In a company news release, Joe Campbell, president of TerraX Minerals, stated excellent drill results have proved the area's potential.

"After our success in 2015 discovering new zones of previously unreported high-grade gold mineralization with only a modest field exploration budget," Campbell stated.

"We have decided to increase our surface exploration expenditure four-fold this summer to fully understand the potential mineral endowment of the Yellowknife City Gold project area."

With the help of a Northwest Territories Mineral Incentive Program grant worth over $120,000, TerraX will explore new areas as well as map and sample the company's Southbelt property.

When the Giant Yellowknife gold mine closed in 1999 followed by the Con Mine in 2003, the once prolific Yellowknife gold camp went into hibernation.

But in 2013, TerraX purchased the property immediately around the historic mines with the intent of developing the land and hopefully discovering gold.

Tom Hoefer, executive director of the NWT and Nunavut Chamber of Commerce, described fieldwork around mines that once produced high levels of gold is like "hunting elephants in elephant country," he said.

"The Yellowknife Volcanic Belt produced over 14 million ounces from the Con and Giant mines. So it is a known gold-rich piece of geology. There is good reason to believe that there are other hidden deposits still waiting to be discovered and developed into mines."

TerraX's Yellowknife City Gold project lies on the northern extension of the shear system that hosted the Con and Giant Gold mines. It encompasses approximately 99.3 square kilometres of land immediately north and south of Yellowknife.

Its close proximity to the city is an added benefit, Hoefer said.

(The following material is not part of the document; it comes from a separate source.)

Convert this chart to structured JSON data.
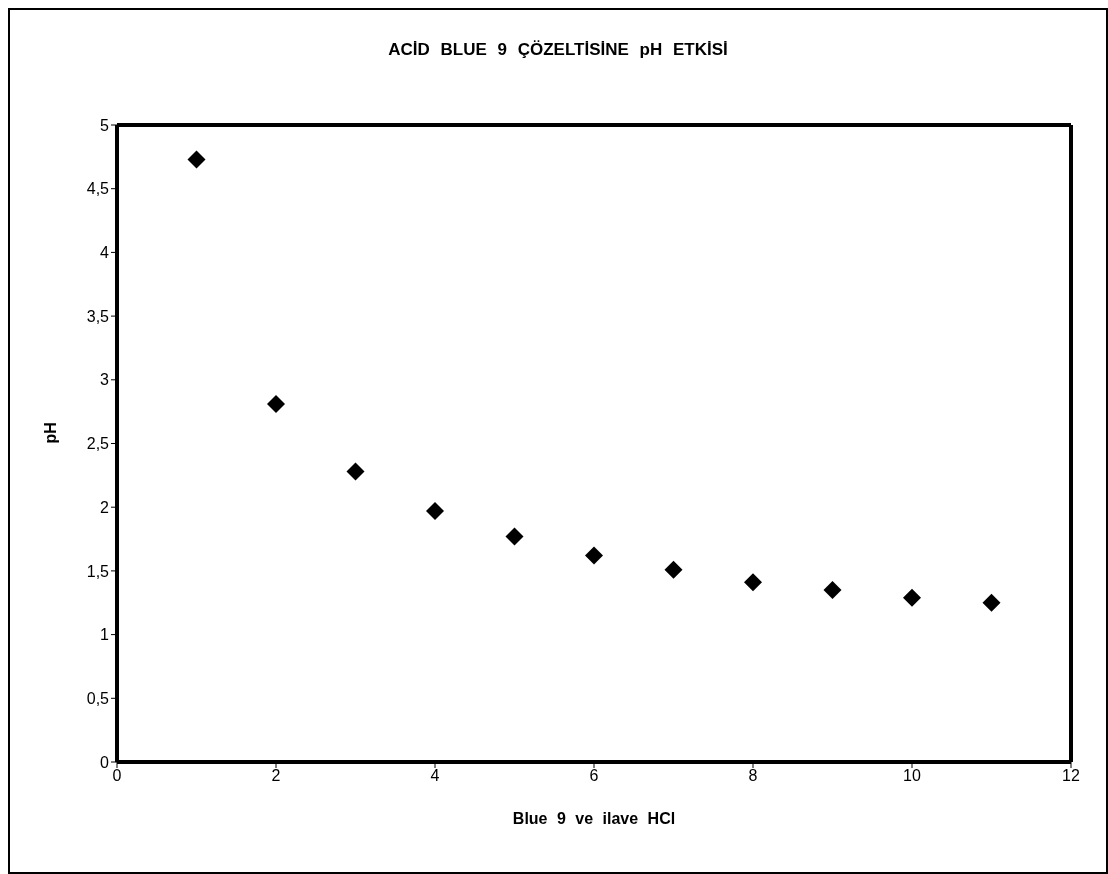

"With TerraX's holdings located within a stone's throw of all of the infrastructure of Yellowknife, it also reduces their future mining costs, which helps increase the odds of them finding economically mineable deposits. It is very encouraging to see that they have over $600,000 to invest in this summer program to help them take their understanding of the geology to the next level and one step closer, we hope, to finding another mine."